STT Burden on Intraday Equity: Zerodha Co-founder Nithin Kamath Decries Market Neglect

In a recent post on X, Nithin Kamath, the co-founder of Zerodha, addressed the challenges plaguing intraday equity trading in India, shedding light on the impact of regulatory measures and taxation policies on market dynamics. Kamath’s insights have sparked a conversation within the trading community, drawing attention to the hurdles faced by traders in the current financial landscape.

Kamath highlighted that despite a notable bull run, intraday trading activities have failed to meet expectations, attributing this phenomenon to regulatory constraints and tax burdens. The Securities and Exchange Board of India (SEBI) recently implemented stringent intraday leverage rules, mandating uniform margin requirements for all equity trades. These regulations aim to mitigate excessive risk-taking by ensuring traders maintain a minimum initial margin based on stock volatility. Brokers are now required to monitor peak margin utilization throughout the trading day, with penalties imposed for margin shortfalls. Consequently, leverage has been effectively capped, reducing it from previous levels and dampening intraday equity volumes.

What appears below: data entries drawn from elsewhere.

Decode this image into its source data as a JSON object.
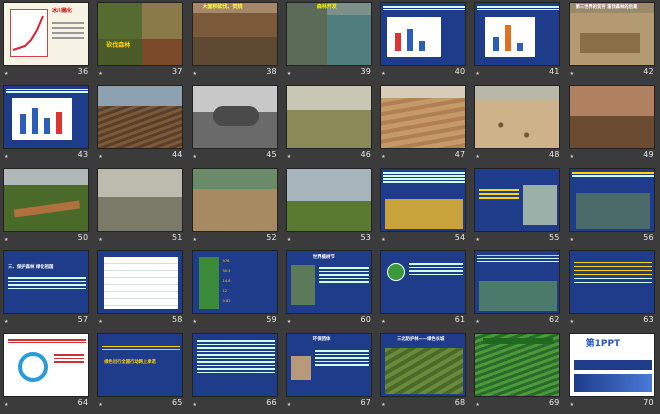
{
  "slides": [
    {
      "num": "36",
      "label": "冰川融化"
    },
    {
      "num": "37",
      "label": "砍伐森林"
    },
    {
      "num": "38",
      "label": "大面积砍伐、焚烧"
    },
    {
      "num": "39",
      "label": "森林开发"
    },
    {
      "num": "40",
      "label": ""
    },
    {
      "num": "41",
      "label": ""
    },
    {
      "num": "42",
      "label": "第三世界的贫穷 滥伐森林的后果"
    },
    {
      "num": "43",
      "label": ""
    },
    {
      "num": "44",
      "label": ""
    },
    {
      "num": "45",
      "label": ""
    },
    {
      "num": "46",
      "label": ""
    },
    {
      "num": "47",
      "label": ""
    },
    {
      "num": "48",
      "label": ""
    },
    {
      "num": "49",
      "label": ""
    },
    {
      "num": "50",
      "label": ""
    },
    {
      "num": "51",
      "label": ""
    },
    {
      "num": "52",
      "label": ""
    },
    {
      "num": "53",
      "label": ""
    },
    {
      "num": "54",
      "label": ""
    },
    {
      "num": "55",
      "label": ""
    },
    {
      "num": "56",
      "label": ""
    },
    {
      "num": "57",
      "label": "三、保护森林 绿化祖国"
    },
    {
      "num": "58",
      "label": ""
    },
    {
      "num": "59",
      "label": ""
    },
    {
      "num": "60",
      "label": "世界植树节"
    },
    {
      "num": "61",
      "label": ""
    },
    {
      "num": "62",
      "label": ""
    },
    {
      "num": "63",
      "label": ""
    },
    {
      "num": "64",
      "label": ""
    },
    {
      "num": "65",
      "label": "绿色出行全国行动网上承诺"
    },
    {
      "num": "66",
      "label": ""
    },
    {
      "num": "67",
      "label": "环保团体"
    },
    {
      "num": "68",
      "label": "三北防护林——绿色长城"
    },
    {
      "num": "69",
      "label": ""
    },
    {
      "num": "70",
      "label": "第1PPT"
    }
  ],
  "chart59": [
    "976",
    "30.4",
    "14.8",
    "12",
    "0.82"
  ],
  "ppt_brand": "第1PPT"
}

Additionally, Kamath underscored the impact of higher Securities Transaction Tax (STT) on intraday equity and futures trading. The elevated tax rates have exacerbated the financial burden on traders, discouraging participation in these segments. Kamath expressed hope for a reduction in STT on intraday equity and futures trades in the future, highlighting its significance in stimulating trading volumes.

The imposition of STT on intraday transactions has elicited concerns from members of the trading community, who question its necessity alongside existing taxes such as Short-Term Capital Gains (STCG) and Long-Term Capital Gains (LTCG). Many traders have opted to shift their focus to Futures and Options (F&O) trading due to the comparatively lower charges, reflecting a trend away from equity trading.

During a recent interaction with Finance Minister Nirmala Sitharaman at the Bombay Stock Exchange (BSE), a broker raised grievances regarding the heavy tax burden faced by the trading community. The broker emphasized the disparity between the risks borne by traders and the profits reaped by the government through taxation. Enumerating the multitude of taxes imposed on every transaction, including STT, the broker highlighted the disproportionate financial strain on traders, likening the government’s role to that of a “sleeping partner” with no active contribution to trading activities.

In response to the broker’s concerns, Finance Minister Sitharaman acknowledged the challenges faced by the trading community but refrained from providing immediate solutions. She acknowledged the intricacies of the taxation system but stopped short of addressing the specific grievances raised by the broker, suggesting a deeper examination of the issues at hand.

Kamath’s observations and the subsequent discussions within the trading community underscore the need for a balanced regulatory framework and taxation policies that promote market liquidity and investor confidence. As stakeholders continue to navigate the evolving financial landscape, the dialogue surrounding intraday trading challenges serves as a catalyst for reform and adaptation in the Indian capital markets.